TEHRAN, Apr. 29 (MNA) – American political analyst and social activist Stephen Lendman, in response to the recent Supreme Court ruling against Iran, says while ‘Israeli high crimes go unpunished, Iran is ordered to pay compensation to its victims.’

“Unjustifiable US hostility toward Iran persists,” says American author and radio host Stephen Lendman, in response to a recently issued order by US Supreme Court against Iran on the transfer of about $2bn of frozen Iranian assets to the families of victims of the 1983 bombing in Beirut; a ruling which, as FM Zarif would say, “cannot stand in any serious civilized court of law.”

Lendman believes that last year’s nuclear deal between Iran and the 5+1 group of countries, with the US at the forefront, has in fact changed nothing in Washington’s desire to replace Iranian sovereignty with “puppet governance it controls.”

“Regime change remains firm bipartisan policy,” he adds.

Lendman offers a brief account of what really had happened in the 1983 bombing of Marine barracks in Beirut and how things proceeded from there: “In October 1983, during Israel’s first Lebanon war, slaughtering thousands, including at the Sabra and Shatila refugee camps, the Beirut Barracks were attacked, killing 241 US marines.

Iran, Syria and Hezbollah were wrongfully blamed for a Mossad false flag. Israel wanted anti-Arab sentiment stoked to enlist US support for its regional aggression.

In September 2007, US District Judge Royce Lamberth ordered Iran to pay over $2.6 billion to 1,000 family members and a handful of survivors.

In 2012, Congress passed legislation, granting victims of the attack the right to be compensated from frozen Iranian funds.

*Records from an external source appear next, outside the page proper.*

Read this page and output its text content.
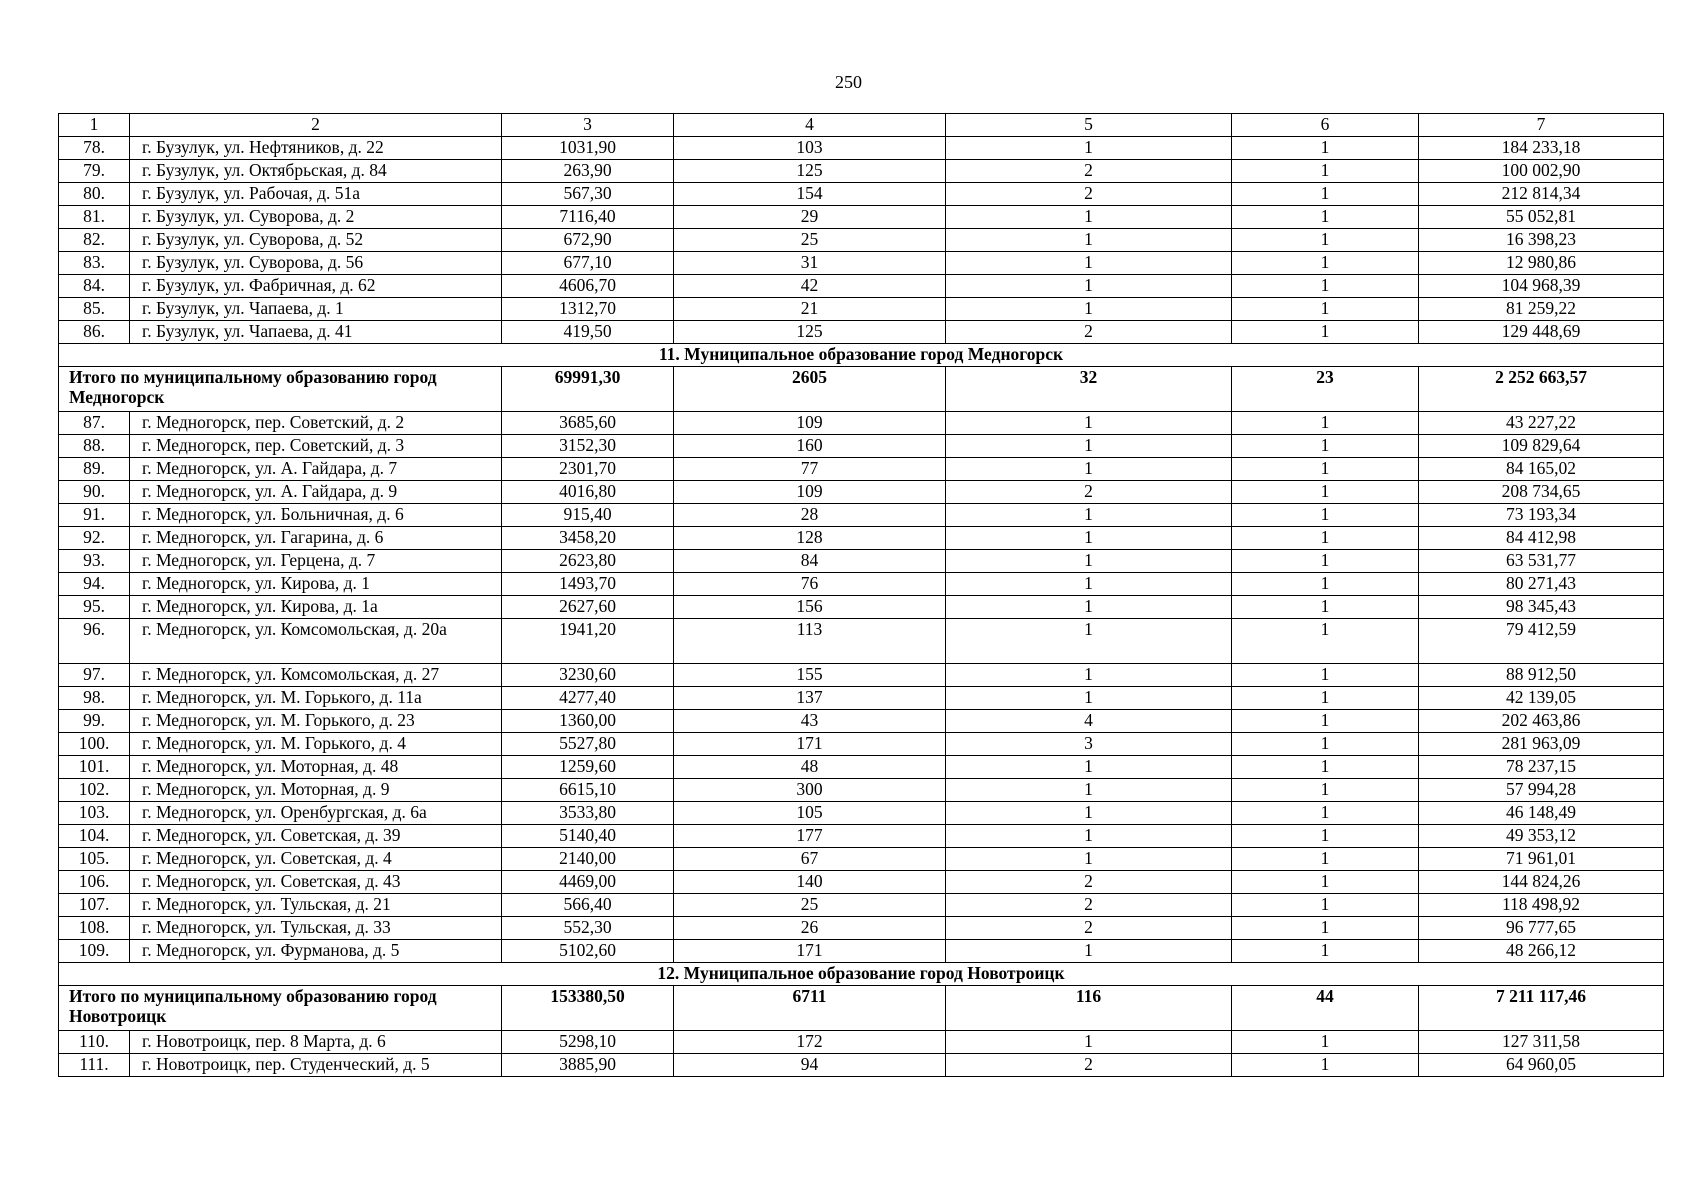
250
1	2	3	4	5	6	7
78.	г. Бузулук, ул. Нефтяников, д. 22	1031,90	103	1	1	184 233,18
79.	г. Бузулук, ул. Октябрьская, д. 84	263,90	125	2	1	100 002,90
80.	г. Бузулук, ул. Рабочая, д. 51а	567,30	154	2	1	212 814,34
81.	г. Бузулук, ул. Суворова, д. 2	7116,40	29	1	1	55 052,81
82.	г. Бузулук, ул. Суворова, д. 52	672,90	25	1	1	16 398,23
83.	г. Бузулук, ул. Суворова, д. 56	677,10	31	1	1	12 980,86
84.	г. Бузулук, ул. Фабричная, д. 62	4606,70	42	1	1	104 968,39
85.	г. Бузулук, ул. Чапаева, д. 1	1312,70	21	1	1	81 259,22
86.	г. Бузулук, ул. Чапаева, д. 41	419,50	125	2	1	129 448,69
11. Муниципальное образование город Медногорск						
Итого по муниципальному образованию город Медногорск		69991,30	2605	32	23	2 252 663,57
87.	г. Медногорск, пер. Советский, д. 2	3685,60	109	1	1	43 227,22
88.	г. Медногорск, пер. Советский, д. 3	3152,30	160	1	1	109 829,64
89.	г. Медногорск, ул. А. Гайдара, д. 7	2301,70	77	1	1	84 165,02
90.	г. Медногорск, ул. А. Гайдара, д. 9	4016,80	109	2	1	208 734,65
91.	г. Медногорск, ул. Больничная, д. 6	915,40	28	1	1	73 193,34
92.	г. Медногорск, ул. Гагарина, д. 6	3458,20	128	1	1	84 412,98
93.	г. Медногорск, ул. Герцена, д. 7	2623,80	84	1	1	63 531,77
94.	г. Медногорск, ул. Кирова, д. 1	1493,70	76	1	1	80 271,43
95.	г. Медногорск, ул. Кирова, д. 1а	2627,60	156	1	1	98 345,43
96.	г. Медногорск, ул. Комсомольская, д. 20а	1941,20	113	1	1	79 412,59
97.	г. Медногорск, ул. Комсомольская, д. 27	3230,60	155	1	1	88 912,50
98.	г. Медногорск, ул. М. Горького, д. 11а	4277,40	137	1	1	42 139,05
99.	г. Медногорск, ул. М. Горького, д. 23	1360,00	43	4	1	202 463,86
100.	г. Медногорск, ул. М. Горького, д. 4	5527,80	171	3	1	281 963,09
101.	г. Медногорск, ул. Моторная, д. 48	1259,60	48	1	1	78 237,15
102.	г. Медногорск, ул. Моторная, д. 9	6615,10	300	1	1	57 994,28
103.	г. Медногорск, ул. Оренбургская, д. 6а	3533,80	105	1	1	46 148,49
104.	г. Медногорск, ул. Советская, д. 39	5140,40	177	1	1	49 353,12
105.	г. Медногорск, ул. Советская, д. 4	2140,00	67	1	1	71 961,01
106.	г. Медногорск, ул. Советская, д. 43	4469,00	140	2	1	144 824,26
107.	г. Медногорск, ул. Тульская, д. 21	566,40	25	2	1	118 498,92
108.	г. Медногорск, ул. Тульская, д. 33	552,30	26	2	1	96 777,65
109.	г. Медногорск, ул. Фурманова, д. 5	5102,60	171	1	1	48 266,12
12. Муниципальное образование город Новотроицк						
Итого по муниципальному образованию город Новотроицк		153380,50	6711	116	44	7 211 117,46
110.	г. Новотроицк, пер. 8 Марта, д. 6	5298,10	172	1	1	127 311,58
111.	г. Новотроицк, пер. Студенческий, д. 5	3885,90	94	2	1	64 960,05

On April 20, the Supreme Court ruled Tehran must pay families of victims and survivors nearly $2 billion in compensation - including victims of other attacks wrongfully linked to Iran.

America’s Supreme Court is stacked with conservatives and neoconservatives - not a civil libertarian Brennan, Douglas or Thurgood Marshall permitted to sit on the court today.

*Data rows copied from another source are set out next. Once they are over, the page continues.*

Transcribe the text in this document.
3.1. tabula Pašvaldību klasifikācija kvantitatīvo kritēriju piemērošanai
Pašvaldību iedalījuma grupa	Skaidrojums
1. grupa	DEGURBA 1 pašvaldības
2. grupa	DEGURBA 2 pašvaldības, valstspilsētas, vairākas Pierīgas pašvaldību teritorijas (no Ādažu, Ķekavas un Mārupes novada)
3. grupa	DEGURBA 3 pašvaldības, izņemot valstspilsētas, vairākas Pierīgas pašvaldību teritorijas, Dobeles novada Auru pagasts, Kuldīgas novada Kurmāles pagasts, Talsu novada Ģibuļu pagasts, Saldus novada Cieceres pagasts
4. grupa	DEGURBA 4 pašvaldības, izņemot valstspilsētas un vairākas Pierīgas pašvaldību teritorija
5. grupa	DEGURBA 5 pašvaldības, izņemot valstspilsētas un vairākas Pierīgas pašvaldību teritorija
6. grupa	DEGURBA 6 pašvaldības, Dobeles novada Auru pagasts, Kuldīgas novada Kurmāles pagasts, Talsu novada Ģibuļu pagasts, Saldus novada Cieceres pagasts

Writing for a 6 - 2 majority, Justice Ruth Bader Ginsburg supported flagrant injustice, saying ‘the victims of Iran-sponsored terrorist attacks will be permitted to (sue for compensation) against (its) assets.’

Israeli high crimes go unpunished. Iran is ordered to pay compensation to its victims. Injustice is served.”

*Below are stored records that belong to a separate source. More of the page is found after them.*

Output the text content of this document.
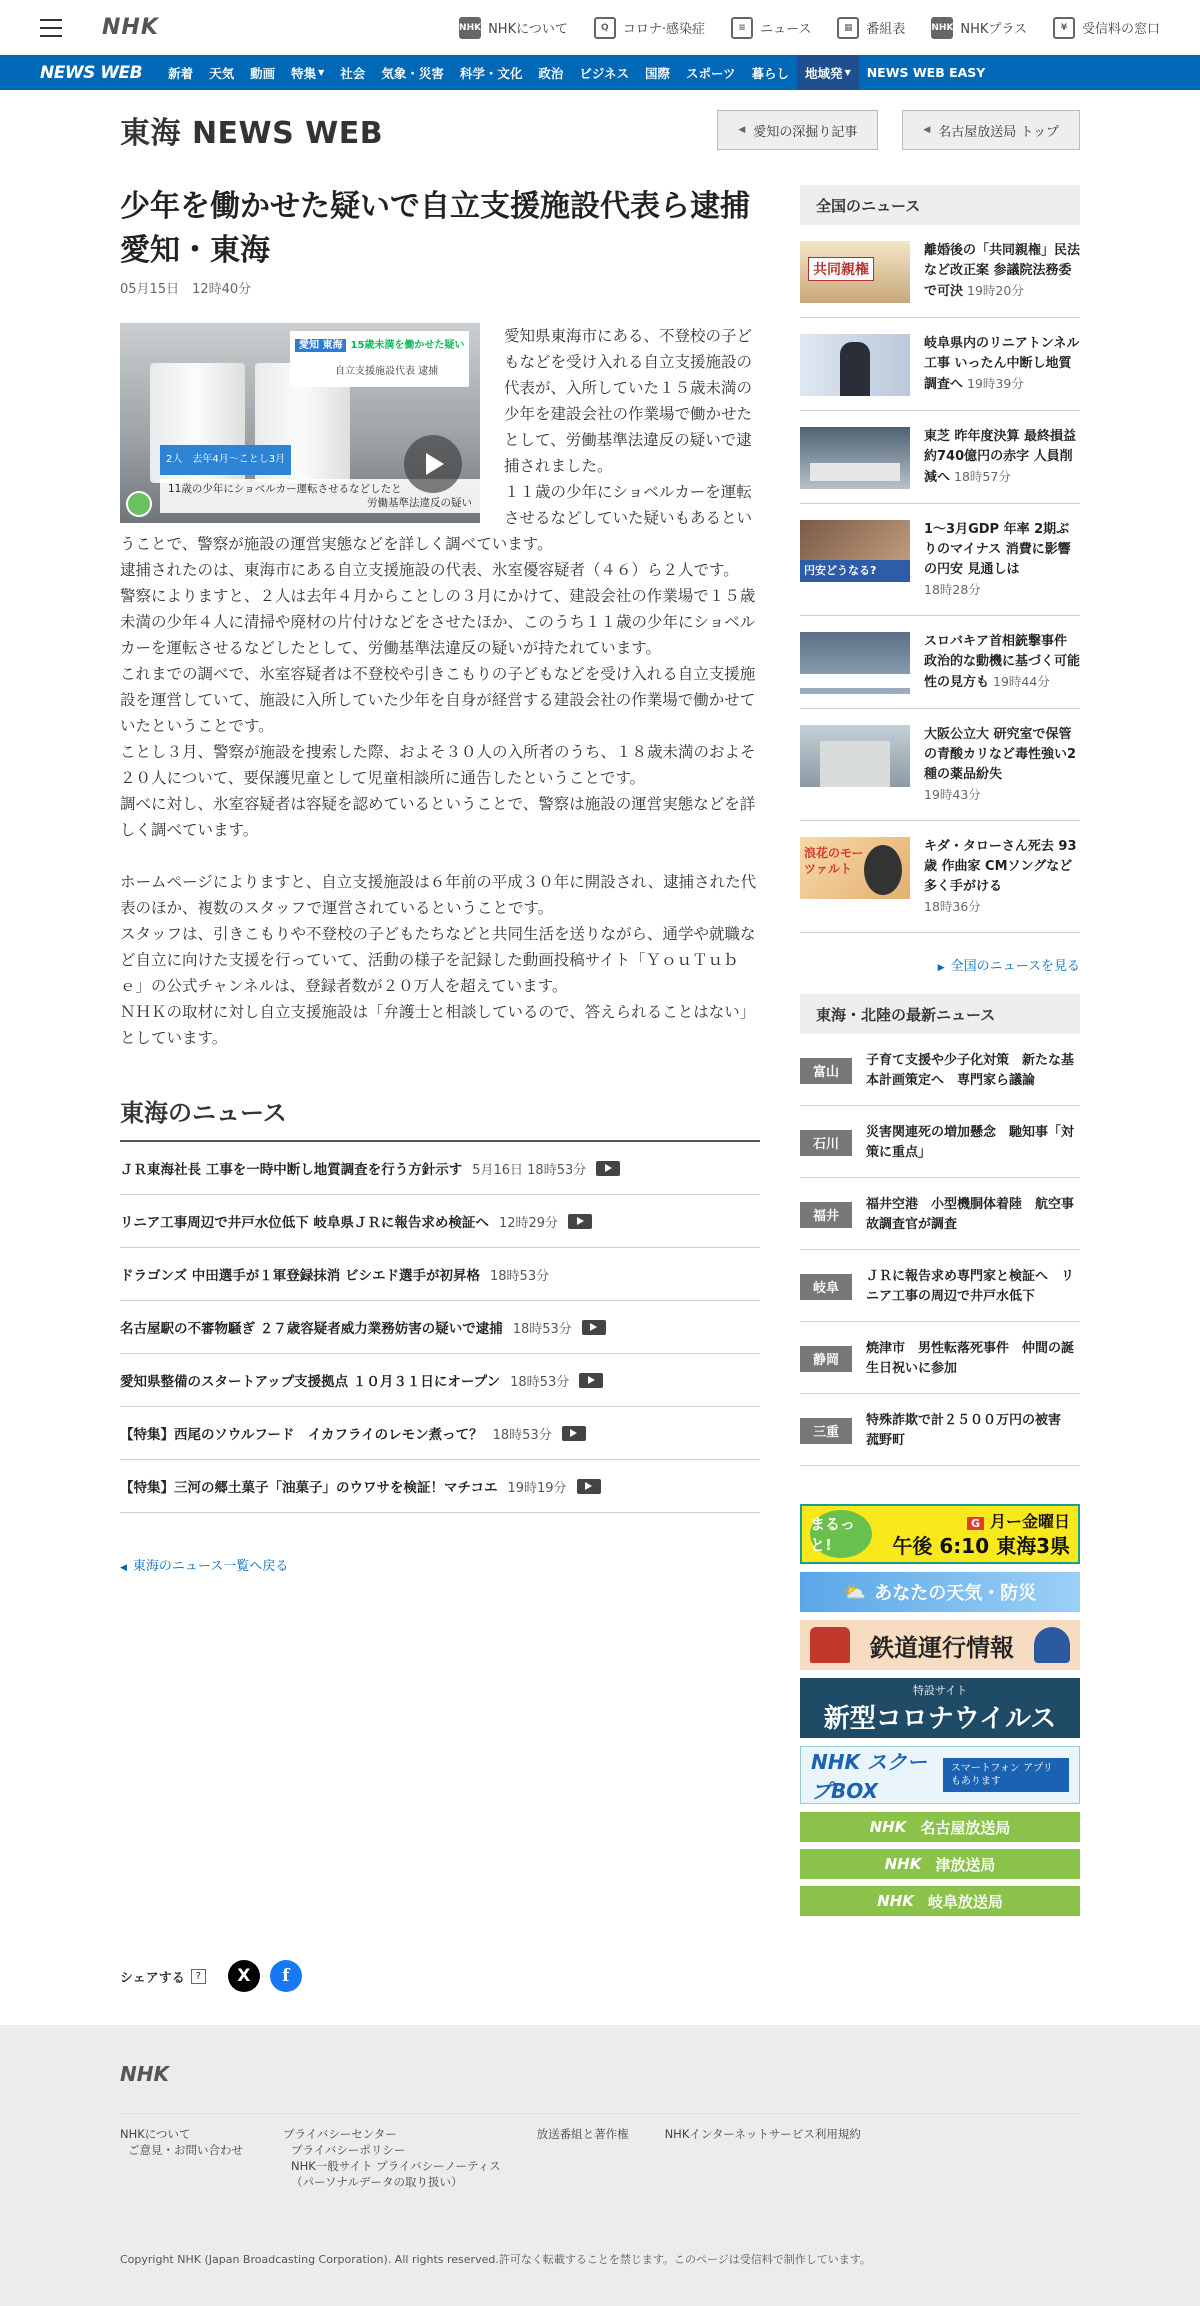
NHK	NHK NHKについて	Q	コロナ·感染症	≡	ニュース	▦	番組表	NHK NHKプラス	¥	受信料の窓口
NEWS WEB	新着	天気	動画	特集 ▼	社会	気象・災害	科学・文化	政治	ビジネス	国際	スポーツ	暮らし	地域発 ▼	NEWS WEB EASY
東海 NEWS WEB	◀ 愛知の深掘り記事	◀ 名古屋放送局 トップ
少年を働かせた疑いで自立支援施設代表ら逮捕　愛知・東海
05月15日　12時40分
愛知 東海 15歳未満を働かせた疑い
自立支援施設代表 逮捕
2人　 去年4月～ことし3月
11歳の少年にショベルカー運転させるなどしたと
労働基準法違反の疑い

愛知県東海市にある、不登校の子どもなどを受け入れる自立支援施設の代表が、入所していた１５歳未満の少年を建設会社の作業場で働かせたとして、労働基準法違反の疑いで逮捕されました。

１１歳の少年にショベルカーを運転させるなどしていた疑いもあるということで、警察が施設の運営実態などを詳しく調べています。

逮捕されたのは、東海市にある自立支援施設の代表、氷室優容疑者（４６）ら２人です。

警察によりますと、２人は去年４月からことしの３月にかけて、建設会社の作業場で１５歳未満の少年４人に清掃や廃材の片付けなどをさせたほか、このうち１１歳の少年にショベルカーを運転させるなどしたとして、労働基準法違反の疑いが持たれています。

これまでの調べで、氷室容疑者は不登校や引きこもりの子どもなどを受け入れる自立支援施設を運営していて、施設に入所していた少年を自身が経営する建設会社の作業場で働かせていたということです。

ことし３月、警察が施設を捜索した際、およそ３０人の入所者のうち、１８歳未満のおよそ２０人について、要保護児童として児童相談所に通告したということです。

調べに対し、氷室容疑者は容疑を認めているということで、警察は施設の運営実態などを詳しく調べています。

ホームページによりますと、自立支援施設は６年前の平成３０年に開設され、逮捕された代表のほか、複数のスタッフで運営されているということです。

スタッフは、引きこもりや不登校の子どもたちなどと共同生活を送りながら、通学や就職など自立に向けた支援を行っていて、活動の様子を記録した動画投稿サイト「ＹｏｕＴｕｂｅ」の公式チャンネルは、登録者数が２０万人を超えています。

ＮＨＫの取材に対し自立支援施設は「弁護士と相談しているので、答えられることはない」としています。

東海のニュース
ＪＲ東海社長 工事を一時中断し地質調査を行う方針示す 5月16日 18時53分
リニア工事周辺で井戸水位低下 岐阜県ＪＲに報告求め検証へ 12時29分
ドラゴンズ 中田選手が１軍登録抹消 ビシエド選手が初昇格 18時53分
名古屋駅の不審物騒ぎ ２７歳容疑者威力業務妨害の疑いで逮捕 18時53分
愛知県整備のスタートアップ支援拠点 １０月３１日にオープン 18時53分
【特集】西尾のソウルフード　イカフライのレモン煮って？ 18時53分
【特集】三河の郷土菓子「油菓子」のウワサを検証！マチコエ 19時19分
◀ 東海のニュース一覧へ戻る
全国のニュース
共同親権
離婚後の「共同親権」民法など改正案 参議院法務委で可決 19時20分
岐阜県内のリニアトンネル工事 いったん中断し地質調査へ 19時39分
東芝 昨年度決算 最終損益 約740億円の赤字 人員削減へ 18時57分
円安どうなる?
1～3月GDP 年率 2期ぶりのマイナス 消費に影響の円安 見通しは
18時28分
スロバキア首相銃撃事件 政治的な動機に基づく可能性の見方も 19時44分
大阪公立大 研究室で保管の青酸カリなど毒性強い2種の薬品紛失
19時43分
浪花のモーツァルト
キダ・タローさん死去 93歳 作曲家 CMソングなど多く手がける
18時36分
▶ 全国のニュースを見る
東海・北陸の最新ニュース
富山
子育て支援や少子化対策　新たな基本計画策定へ　専門家ら議論
石川
災害関連死の増加懸念　馳知事「対策に重点」
福井
福井空港　小型機胴体着陸　航空事故調査官が調査
岐阜
ＪＲに報告求め専門家と検証へ　リニア工事の周辺で井戸水低下
静岡
焼津市　男性転落死事件　仲間の誕生日祝いに参加
三重
特殊詐欺で計２５００万円の被害　菰野町
まるっと!
G 月ー金曜日
午後 6:10 東海3県
⛅ あなたの天気・防災
鉄道運行情報
特設サイト
新型コロナウイルス
NHK スクープBOX
スマートフォン アプリもあります
NHK 名古屋放送局
NHK 津放送局
NHK 岐阜放送局
シェアする	?	X	f
NHK
NHKについて
ご意見・お問い合わせ
プライバシーセンター
プライバシーポリシー
NHK一般サイト プライバシーノーティス
（パーソナルデータの取り扱い）
放送番組と著作権	NHKインターネットサービス利用規約
Copyright NHK (Japan Broadcasting Corporation). All rights reserved.許可なく転載することを禁じます。このページは受信料で制作しています。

Lendman also believes that the US Supreme Court ruling against Iran is “entirely political, ignoring clear facts, and showing hostility toward Iran continues.” 

This isn’t the first time the American courts have held Iran responsible for attacks that have nothing to do with the country, namely the ruling by a New York City judge that Iran should pay more than $10.5 billion in damages to the families of those killed in the September 11, 2001 terrorist attacks, based on the fact that Iran had ‘failed’ to defend claims that it aided the September 11 hijackers in a court hearing that actually never existed. ‘The height of absurdity’, Foreign Minister Zarif has called it, while adding the Supreme Court ruling is ‘highway robbery’.

“The ruling authorized the grand theft of illegally frozen Iranian assets, and Zarif is entirely right,” says Lendman. “To me, it shows negotiating with America is a waste of time. It routinely breaches what it agrees to and when a new president succeeds Obama, the nuclear deal could be rescinded - an illegal act if it happens, but who'll hold America accountable?”

On Tuesday, Iran's Foreign Ministry summoned the Swiss ambassador to Tehran to protest over the ruling. In the meeting that followed, Mohammad Keshavarz-zadeh, General Director for the Americas at the Iranian Foreign Ministry, deemed the ruling a blatant violation of mutual contract obligations such as the 1955 treaty between the two countries, as well as US international legal commitments on the judicial immunity and inviolability of the assets and properties of the Islamic Republic of Iran. He further called the ruling ‘contrary to accepted practices of international law’ which guarantees governments' judicial immunity.

But Lendman believes that summoning the Swiss envoy will not change anything; “The only chance for change is from the grassroots in America, revolutionary change against a vile system harming so many to benefit so few,” he added.

“I don't see any spirit in my country to do anything positive. The level of public indifference and ignorance are appalling,” he lamented.

 

Stephen Lendman received a BA from Harvard University and an MBA from the Wharton School at the University of Pennsylvania. Supporting progressive causes and organizations, he began writing in summer 2005 on a broad range of issues. Topics regularly addressed include war and peace; social, economic and political equity; and justice for long-suffering peoples globally - notably, victims of America's imperial wars, Occupied Palestinians and Haitians. In early 2007, he began hosting his own radio program. Currently he hosts the Progressive Radio News Hour on the Progressive Radio Network.